Le pays de Paul Biya est également invité d’honneur au prochain Salon international de l’artisanat d’Alger, prévue en novembre prochain.
Par Jean De Dieu Bidias
Le secrétaire général du ministère du Tourisme et de l’Artisanat de l’Algérie, Bahabou Abderzak, chef de la délégation algérienne présente au Siarc 2026, plastronnait presque, en prenant la parole hier à l’esplanade du Musée national du Cameroun, à l’ouverture de la journée « Algérie » du salon en cours. « La participation de l’Algérie au Siarc 2026, en qualité de pays invité d’honneur, constitue une illustration éloquente de la dynamique positive qui caractérise les relations d’amitié, de fraternité et de coopération entre l’Algérie et le Cameroun. Elle témoigne de notre volonté commune de promouvoir les échanges d’expériences entre nos artisans, tout en favorisant une meilleure connaissance réciproque de nos savoir-faire et de nos potentialités respectives ». Animée par cette même ambition, a-t-il ajouté, « l’Algérie est résolument disposée à capitaliser sur les acquis de cette participation afin d’insuffler une nouvelle dynamique à la coopération bilatérale dans le domaine de l’artisanat ». En clair, le pays n’est pas que venu se vendre, il a aussi à apprendre du Cameroun.
Dans la foulée, il a annoncé que son pays a le plaisir d’inviter le Cameroun en tant que pays d’honneur de la prochaine édition du Salon international de l’artisanat d’Alger, prévue en novembre prochain. Si ceci relève trivialement du principe de la réciprocité en diplomatie, il faut tout de même saluer le changement d’échelle dans la coopération entre les deux pays. « Cette initiative constituera une nouvelle étape dans le renforcement de nos échanges et offrira une vitrine privilégiée au riche patrimoine artisanal camerounais », a ajouté Bahabou Abderzak. Qui a poursuivi en annonçant qu’à cette occasion, le gouvernement algérien offrira également des bourses de formation au profit d’artisans camerounais, « afin de favoriser le perfectionnement des compétences, le partage des savoir-faire et l’émergence de partenariats durables entre les acteurs de l’artisanat de nos deux pays ». Plus précisément, c’est une vingtaine de bourses de formation qui vont être délivrées par le gouvernement algérien au profit d’artisans camerounais, a précisé l’ambassadeur d’ Algérie au Cameroun, Abdallah Boukemmache.

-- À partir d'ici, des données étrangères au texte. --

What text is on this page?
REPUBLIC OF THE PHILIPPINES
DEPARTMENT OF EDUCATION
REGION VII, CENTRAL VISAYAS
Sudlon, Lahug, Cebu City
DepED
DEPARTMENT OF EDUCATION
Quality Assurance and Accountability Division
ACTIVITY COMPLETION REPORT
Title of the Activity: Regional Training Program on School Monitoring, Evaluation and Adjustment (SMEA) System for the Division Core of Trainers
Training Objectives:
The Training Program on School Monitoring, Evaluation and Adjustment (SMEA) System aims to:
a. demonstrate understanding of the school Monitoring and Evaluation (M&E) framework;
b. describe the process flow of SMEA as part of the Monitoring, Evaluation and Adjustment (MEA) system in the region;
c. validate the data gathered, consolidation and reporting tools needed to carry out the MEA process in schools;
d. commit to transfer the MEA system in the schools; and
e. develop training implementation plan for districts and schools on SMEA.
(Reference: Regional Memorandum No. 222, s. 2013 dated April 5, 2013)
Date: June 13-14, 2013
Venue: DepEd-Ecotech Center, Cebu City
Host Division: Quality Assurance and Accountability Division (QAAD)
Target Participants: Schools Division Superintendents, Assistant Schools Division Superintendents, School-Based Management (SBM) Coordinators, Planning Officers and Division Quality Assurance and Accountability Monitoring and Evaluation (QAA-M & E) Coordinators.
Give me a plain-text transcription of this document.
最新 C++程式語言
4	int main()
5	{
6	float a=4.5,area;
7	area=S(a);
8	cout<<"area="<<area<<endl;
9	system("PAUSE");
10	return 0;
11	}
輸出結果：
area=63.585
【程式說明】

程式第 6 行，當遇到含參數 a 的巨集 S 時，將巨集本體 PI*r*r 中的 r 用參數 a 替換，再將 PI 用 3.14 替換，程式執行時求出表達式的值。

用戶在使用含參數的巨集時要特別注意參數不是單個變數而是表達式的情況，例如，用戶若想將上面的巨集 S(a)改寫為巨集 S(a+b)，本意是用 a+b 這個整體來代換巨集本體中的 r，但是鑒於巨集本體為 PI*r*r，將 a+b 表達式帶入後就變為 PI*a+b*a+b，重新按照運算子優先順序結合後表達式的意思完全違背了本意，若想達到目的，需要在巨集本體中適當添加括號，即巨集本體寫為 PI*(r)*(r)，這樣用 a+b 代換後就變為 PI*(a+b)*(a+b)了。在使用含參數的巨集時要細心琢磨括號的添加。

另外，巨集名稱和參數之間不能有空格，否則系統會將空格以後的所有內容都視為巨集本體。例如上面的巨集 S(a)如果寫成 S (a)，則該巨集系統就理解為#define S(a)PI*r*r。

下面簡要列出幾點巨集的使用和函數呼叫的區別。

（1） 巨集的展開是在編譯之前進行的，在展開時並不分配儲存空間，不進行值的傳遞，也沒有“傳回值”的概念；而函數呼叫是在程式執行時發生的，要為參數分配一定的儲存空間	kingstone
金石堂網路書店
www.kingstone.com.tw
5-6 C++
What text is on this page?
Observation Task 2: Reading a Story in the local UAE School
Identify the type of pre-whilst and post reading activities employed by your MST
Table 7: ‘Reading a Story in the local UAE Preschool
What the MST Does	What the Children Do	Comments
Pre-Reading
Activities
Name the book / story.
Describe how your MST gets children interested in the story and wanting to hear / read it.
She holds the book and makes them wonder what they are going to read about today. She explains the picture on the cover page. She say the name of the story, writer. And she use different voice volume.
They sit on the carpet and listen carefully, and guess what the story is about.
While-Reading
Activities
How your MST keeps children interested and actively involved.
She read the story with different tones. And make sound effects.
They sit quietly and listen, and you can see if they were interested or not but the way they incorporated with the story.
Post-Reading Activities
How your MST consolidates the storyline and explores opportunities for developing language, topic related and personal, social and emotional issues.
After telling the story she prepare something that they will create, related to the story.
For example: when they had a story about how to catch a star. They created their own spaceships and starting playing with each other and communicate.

Le chef de la délégation algérienne s’est par la suite dit convaincu que « ces initiatives contribueront à hisser notre coopération à un niveau encore plus ambitieux, au bénéfice de nos artisans, qui ont déployé tous leurs efforts pour mettre en valeur l’artisanat algérien et démontrer l’excellence de leur savoir-faire ». Il félicite ses compatriotes d’avoir su mettre en exergue la beauté, la diversité et la singularité du patrimoine touristique, culturel, artistique et artisanal de leur pays, l’Algérie. « Cette journée de l’Algérie est également une invitation ouverte aux opérateurs touristiques, aux investisseurs et aux acteurs du secteur à explorer les trésors cachés de notre pays et à découvrir les multiples facettes du tourisme et de l’artisanat algériens », a-t-il poursuivi.
Pour mémoire, l’Algérie, qui est le plus gros acheteur de café arabica du Cameroun, est engagée depuis plusieurs années dans un processus de renforcement de sa coopération avec les pays d’Afrique subsaharienne. Elle a beaucoup investi dans un certain nombre de projets intégrateurs, à l’instar la route transsaharienne (4 800 km) qui relie Alger à Lagos en traversant la Tunisie, le Mali, le Niger, le Tchad et le Nigeria. Elle a également son empreinte sur le Gazoduc transsaharien (TSGP), long d’environ 4 128 km, également en construction, qui à terme va acheminer jusqu’à 30 milliards de m³ de gaz par an du Nigeria vers l’Europe via son territoire. Il y a également le projet de backbone africain à fibre optique, qui vise à interconnecter les pays sahéliens et ouest-africains pour renforcer les télécommunications et l’économie numérique, qui connaît une forte implication de l’ Algérie.